12 Jan 2014

More religion wanted in public schools in Australia

8:58 am on 12 January 2014

One of the members of a panel in Australia that will review the curriculum says more religion needs to be taught in public schools.

Former teacher Kevin Donnelly says Australian education has become too secular, and the federation's Judeo-Christian heritage should be better reflected in the curriculum.

The ABC reports the review was announced Friday by Federal Education Minister Christopher Pyne, after concerns the curriculum had become too left-leaning and was failing students.

Mr Donnelly says religion does not have enough of a presence in Australia's "very secular curriculum", and that it needs to be taught "more effectively".

"When you look at Parliaments around Australia - they all begin with the Lord's prayer. If you look at our constitution, the preamble is about God,'' he said.

"You can't airbrush that from history - it has to be recognised."

Mr Donnelly is also making the argument that Australian education has lurched to the "cultural left".

"The curriculum, as with most of the Western nations - England, America, New Zealand, Australia, over the last 20 or so years - they've adopted a curriculum that I call progressive, new age. On the left side, if you like," he said.

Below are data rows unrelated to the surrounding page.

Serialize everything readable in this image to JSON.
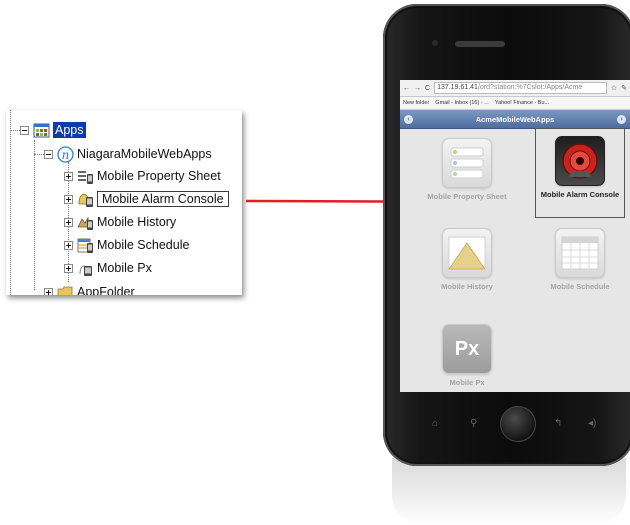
{
  "tree": {
    "items": [
      {
        "label": "Apps",
        "icon": "apps-folder-icon"
      },
      {
        "label": "NiagaraMobileWebApps",
        "icon": "niagara-n-icon"
      },
      {
        "label": "Mobile Property Sheet",
        "icon": "property-sheet-icon"
      },
      {
        "label": "Mobile Alarm Console",
        "icon": "alarm-console-icon"
      },
      {
        "label": "Mobile History",
        "icon": "history-icon"
      },
      {
        "label": "Mobile Schedule",
        "icon": "schedule-icon"
      },
      {
        "label": "Mobile Px",
        "icon": "px-icon"
      },
      {
        "label": "AppFolder",
        "icon": "folder-icon"
      }
    ],
    "selected": "Apps",
    "highlighted": "Mobile Alarm Console"
  },
  "arrow": {
    "color": "#e02020",
    "icon": "red-arrow-icon"
  },
  "phone": {
    "browser": {
      "url_host": "137.19.61.41",
      "url_path": "/ord?station:%7Cslot:/Apps/Acme",
      "bookmarks": [
        "New folder",
        "Gmail - Inbox (16) - ...",
        "Yahoo! Finance - Bu..."
      ]
    },
    "app_title": "AcmeMobileWebApps",
    "tiles": [
      {
        "label": "Mobile Property Sheet",
        "active": false,
        "icon": "property-sheet-icon"
      },
      {
        "label": "Mobile Alarm Console",
        "active": true,
        "icon": "alarm-icon"
      },
      {
        "label": "Mobile History",
        "active": false,
        "icon": "history-chart-icon"
      },
      {
        "label": "Mobile Schedule",
        "active": false,
        "icon": "schedule-grid-icon"
      },
      {
        "label": "Mobile Px",
        "active": false,
        "icon": "px-icon"
      }
    ],
    "px_text": "Px"
  },
  "colors": {
    "selection": "#0a3dab",
    "app_bar": "#5a78a8",
    "arrow": "#e02020"
  }
}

"I have argued in the past ... that we need to get the balance right in terms of Asia, Indigenous, sustainability - that's OK - but the pendulum has swung too far towards what I call a politically correct view.

"So we do need to emphasise the fact that we are a Western, liberal, democratic nation."

The ABC says the current curriculum was approved by federal, state and territory education ministers in December 2010. The content was finalised in 2011.

"There has been criticism of the national curriculum over a lengthy period of time," Mr Pyne told reporters in Adelaide on Friday.

"What I want the curriculum to be is a robust and worthwhile document that embraces knowledge and doesn't try and be all things to all people.

"I also want the curriculum to celebrate Australia, and for students, when they have finished school, to know where we've come from as a nation."

The ABC reports the other member of the review panel is Professor Ken Wiltshire of the University of Queensland.